0

this problem causes an infinite loop in the following code excerpt:

    public static final List<String> extractTags(String source, Integer nTags) {

    List<String> tags = new ArrayList<>();

    try (StringReader stringReader = new StringReader(source)) {
      String tag = "";
      char c;
      while ((c = (char) stringReader.read()) >= 0 && tags.size() < nTags) {
        switch (c) {
        case '<':
          tag = "";
          break;
        case '>':
          tags.add(tag);
          break;
        default:
          tag = tag + c;
          break;
        }
      }
    } catch (IOException e) {
    } finally {
      return tags;
    }
  }

if invoked with the following parameters: source = "trash" nTags = 2

Using a debugger I realized that after the string was completely iterated, the read() method returns the char '\uFFFF' 65535 forever.
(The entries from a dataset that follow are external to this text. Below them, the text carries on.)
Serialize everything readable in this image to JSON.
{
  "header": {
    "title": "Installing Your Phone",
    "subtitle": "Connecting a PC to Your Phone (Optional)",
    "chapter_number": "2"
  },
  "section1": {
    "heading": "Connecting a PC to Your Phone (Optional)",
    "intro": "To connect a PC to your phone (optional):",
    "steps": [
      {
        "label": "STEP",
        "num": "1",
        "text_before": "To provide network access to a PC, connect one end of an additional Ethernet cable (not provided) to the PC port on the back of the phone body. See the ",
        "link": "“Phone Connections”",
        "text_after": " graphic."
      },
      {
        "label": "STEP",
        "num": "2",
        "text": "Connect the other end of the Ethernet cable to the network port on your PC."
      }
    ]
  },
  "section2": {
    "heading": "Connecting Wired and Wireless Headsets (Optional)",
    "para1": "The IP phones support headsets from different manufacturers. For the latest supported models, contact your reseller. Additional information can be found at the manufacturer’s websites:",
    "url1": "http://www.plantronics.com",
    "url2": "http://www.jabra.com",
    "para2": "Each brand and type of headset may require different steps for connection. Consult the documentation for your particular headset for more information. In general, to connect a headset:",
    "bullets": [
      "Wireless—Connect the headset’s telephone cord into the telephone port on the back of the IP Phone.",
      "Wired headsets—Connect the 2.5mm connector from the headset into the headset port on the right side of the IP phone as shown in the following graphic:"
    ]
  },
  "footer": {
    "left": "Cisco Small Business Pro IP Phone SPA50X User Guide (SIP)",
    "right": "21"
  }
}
So my question is why?

Thanks!

João Matos
  • 6,102
  • 5
  • 41
  • 76
  • 1
    A `return` statement in a `finally` block is a [bad idea](http://stackoverflow.com/questions/48088/returning-from-a-finally-block-in-java). – Jesper Nov 16 '16 at 13:01
  • Why don't you use `String.charAt()` instead? – Klitos Kyriacou Nov 16 '16 at 13:29
  • why is String.charAt better? – João Matos Nov 16 '16 at 13:31
  • From an ease-of-use point of view, it's not necessarily better. It is, however, unusual to use StringReader to iterate a String. Probably for performance reasons. StringReader.read() is implemented by calling String.charAt(), inside a `synchronized` block. So calling charAt() directly bypasses this overhead. – Klitos Kyriacou Nov 17 '16 at 01:20

2 Answers2

4

Because stringReader.read() is returning -1 for end of stream, but you're casting it to char which is the only unsigned datatype in Java. So instead of -1 you're getting 65535 for end of stream therefore never breaking the while loop.

You might want to cast what is read into a char inside the loop, instead of at the while condition.

Kayaman
  • 72,141
  • 5
  • 83
  • 121
0

make it granular countTags(String source); => use this method to count tags only. extractTags(String source) => identify what your tags are or what your tags are not then extract tags or extract what tags arent.

rebuild the string without tags/ rebuild as you extract.. StringBuilder/StringReader are not necessary.

some interesting things: you can do string.length when you start & when you end and subtract to find number of tags in the extract method which would give you the count.

you also don't need a while loop for this

For your actual problem: you might want to look into characters that need to be escaped.

Timetrax
  • 1,373
  • 13
  • 15